GORONTALO, KOMPAS.com – Molunggelo adalah kebiasaan turun-temurun masyarakat Gorontalo mengayunkan pertama bagi bayi yang baru lahir.
Tradisi ini tak lepas dari wujud kasih sayang dari keluarga usai tali pusat sang bayi jatuh. Molunggelo juga dikenal dengan sebutan Mopota’e to Lulunggela, atau menaikkan bayi pada buaian.
“Dahulu kala, untuk menjaga bayi agar lebih aman, orangtua memilih ayunan sebagai wadah atau tempat untuk menidurkan anak dan untuk tempat bermain anak. Posisinya yang tak langsung bersentuhan dengan lantai, membuat sang bayi aman dari gangguan hewan seperti serangga, kucing, dan hewan lainnya,” kata Rusli Nusi, Kepala Dinas Pendidikan dan Kebudayaan Provinsi Gorontalo, Rabu (13/9/2023).

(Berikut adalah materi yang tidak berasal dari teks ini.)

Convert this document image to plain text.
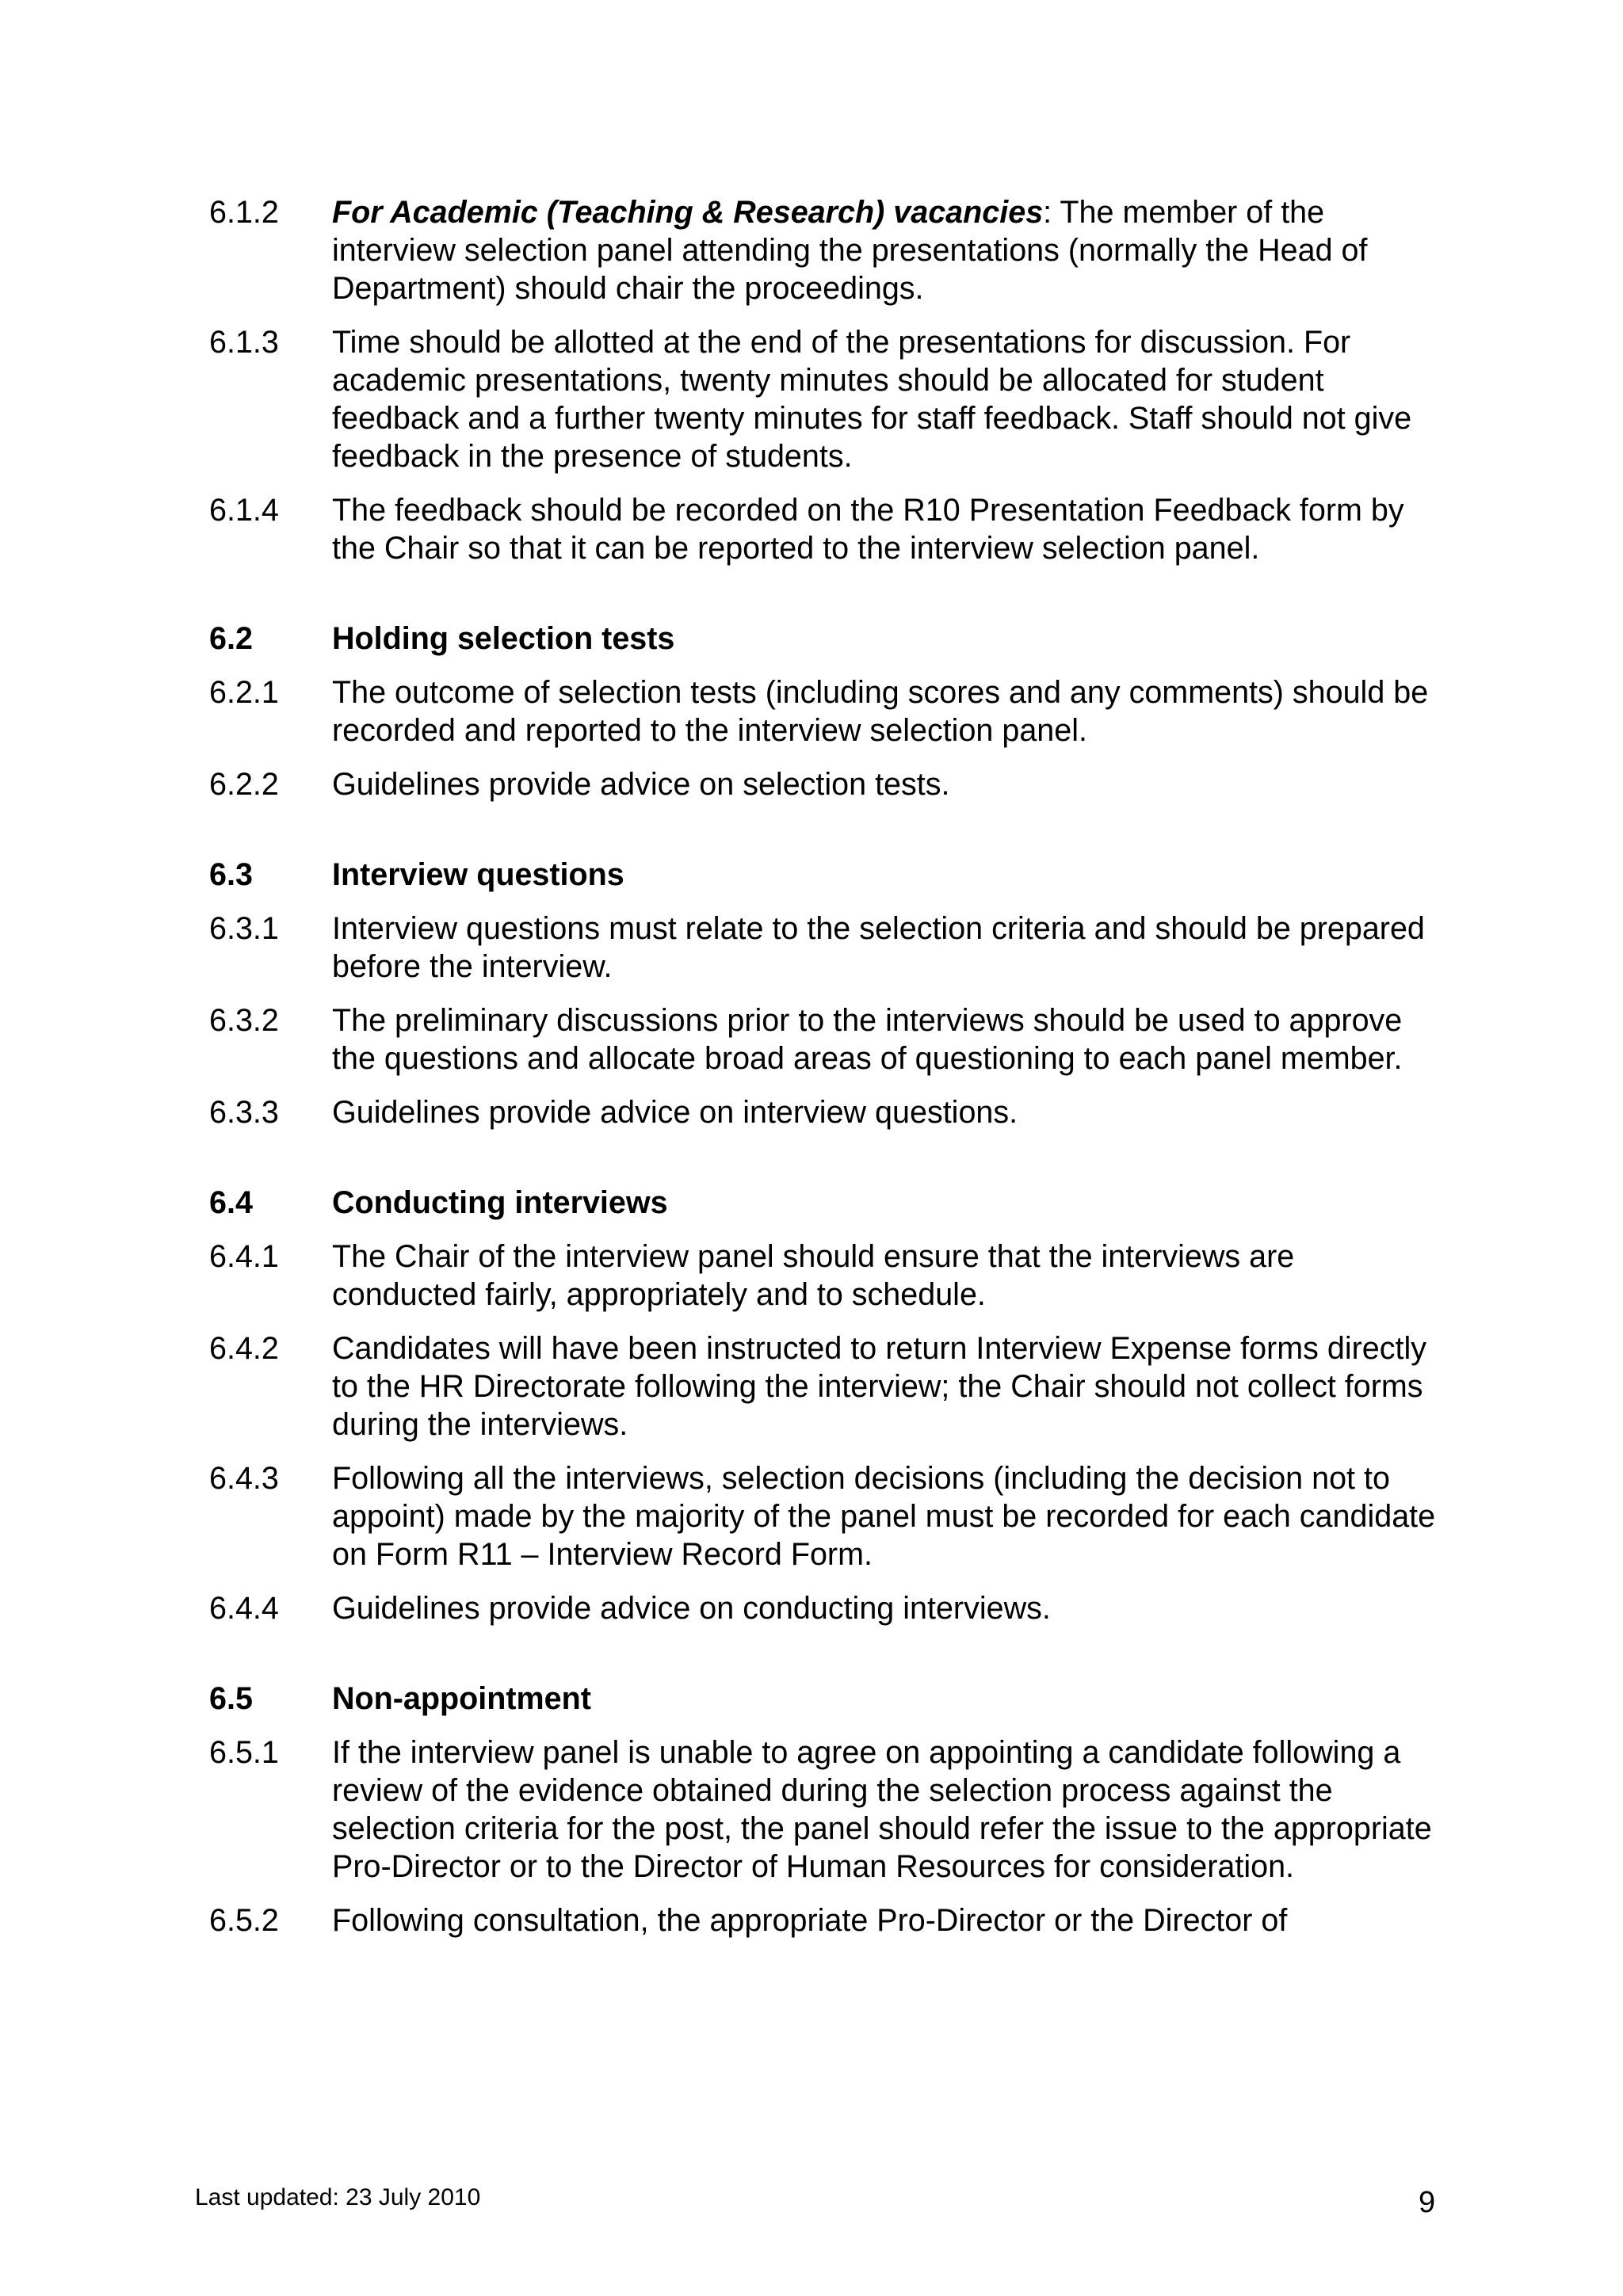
6.1.2 For Academic (Teaching & Research) vacancies: The member of the interview selection panel attending the presentations (normally the Head of Department) should chair the proceedings.
6.1.3 Time should be allotted at the end of the presentations for discussion. For academic presentations, twenty minutes should be allocated for student feedback and a further twenty minutes for staff feedback. Staff should not give feedback in the presence of students.
6.1.4 The feedback should be recorded on the R10 Presentation Feedback form by the Chair so that it can be reported to the interview selection panel.
6.2	Holding selection tests
6.2.1 The outcome of selection tests (including scores and any comments) should be recorded and reported to the interview selection panel.
6.2.2 Guidelines provide advice on selection tests.
6.3	Interview questions
6.3.1 Interview questions must relate to the selection criteria and should be prepared before the interview.
6.3.2 The preliminary discussions prior to the interviews should be used to approve the questions and allocate broad areas of questioning to each panel member.
6.3.3 Guidelines provide advice on interview questions.
6.4	Conducting interviews
6.4.1 The Chair of the interview panel should ensure that the interviews are conducted fairly, appropriately and to schedule.
6.4.2 Candidates will have been instructed to return Interview Expense forms directly to the HR Directorate following the interview; the Chair should not collect forms during the interviews.
6.4.3 Following all the interviews, selection decisions (including the decision not to appoint) made by the majority of the panel must be recorded for each candidate on Form R11 – Interview Record Form.
6.4.4 Guidelines provide advice on conducting interviews.
6.5	Non-appointment
6.5.1 If the interview panel is unable to agree on appointing a candidate following a review of the evidence obtained during the selection process against the selection criteria for the post, the panel should refer the issue to the appropriate Pro-Director or to the Director of Human Resources for consideration.
6.5.2 Following consultation, the appropriate Pro-Director or the Director of
Last updated: 23 July 2010	9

Baca juga: Asal-usul Tradisi Rebo Wekasan dan Kisah Kyai Welit dari Wonokromo
Molunggelo tahun ini ditetapkan sebagai warisan budaya takbenda (WBtB) Indonesia, salah satu dari 5 warisan budaya yang berasal dari Provinsi Gorontalo.
Adat ini dianggap sebagai bukti dan pernyataan kasih sayang orangtua dengan perawatan perlindungan fisik dan kesehatan bayi.
Menurut Rusli Nusi, tradisi Molunggelo diperkirakan sudah ada sejak abad 16, yakni saat agama Islam masuk Gorontalo.
Tradisi ini merupakan jenjang peradatan dalam peristiwa kelahiran yang secara turun temurun diberlakukan oleh masyarakat suku Gorontalo sampai saat ini.
“Acara Molunggelo atau Mopota'e to lulunggela adalah kewajiban sang ibu dalam melayani dan merawat sang bayi, dalam hubungannya dengan perlindungan kesehatan fisik anak/ibu dan kepuasan dan ketenangan tidur,” ucap Rusli Nusi.
Rusli Nusi menjelaskan dalam prosesi Molunggelo, terdapat syair dan atribut adat yang digunakan dalam pelaksanaannya. Syair dan atribut adat tersebut memiliki makna dan nilai-nilai tertentu yang dipercaya membawa kebaikan.
Baca juga: Tradisi Walima, Perayaan Maulid Nabi yang Jadi Magnet Wisata di Desa Bongo
Syair ini berupa lafalan doa-doa yang diucapkan oleh hulango atau bidan kampung pada saat pelaksanaan molunggelo. Syair ini akan dilantunkan pada saat bayi akan dimandikan, bayi akan diayunkan ke buaian atau Lulunggela, dan terakhir pada saat hendak menaburkan beras lima warna.
Atribut adat yang digunakan adalah sebuah lulunggela (ayunan) sebagai peralatan utama, juga seperangkat hulanthe yang berisi telur, cengkeh, pala, lemon swanggi, uang koin, dan beras. Selain itu ada ayam 1 pasang, dan seperangkat baki yang berisi polutube (tempat membakar dupa), segelas air dan kemenyan atau alama.
“Semua atribut adat tersebut sering digunakan oleh para orangtua dahulu dalam melaksanakan tradisi molunggelo. Oleh karena itu, untuk menghormati dan mempertahankan Molunggelo, sampai saat ini masyarakat Gorontalo masih mempertahakan Molunggelo anak pertama hingga anak terakhir,” tutur Rusli Nusi.
Ia menyebut beberapa makna dan fungsi Molunggelo atau mopota'e to lulunggela adalah kewajiban, menjaga kesehatan sang bayi.
Di dalam lulunggela, sang bayi bebas bergerak, sehingga pembentukan fisik lebih terarah, jika dibandingkan dengan tidur di gendongan.
Molunggelo juga memiliki manfaat bagi sang ibu untuk menggunakan waktunya membenahi pekerjaan rumah tangga yang lain di saat sang bayi tidur, tidak ada kekhawatiran sang bayi jatuh dari tempat tidur, sebab begitu ia bergerak terayun kembali seolah-olah ditimang-timang.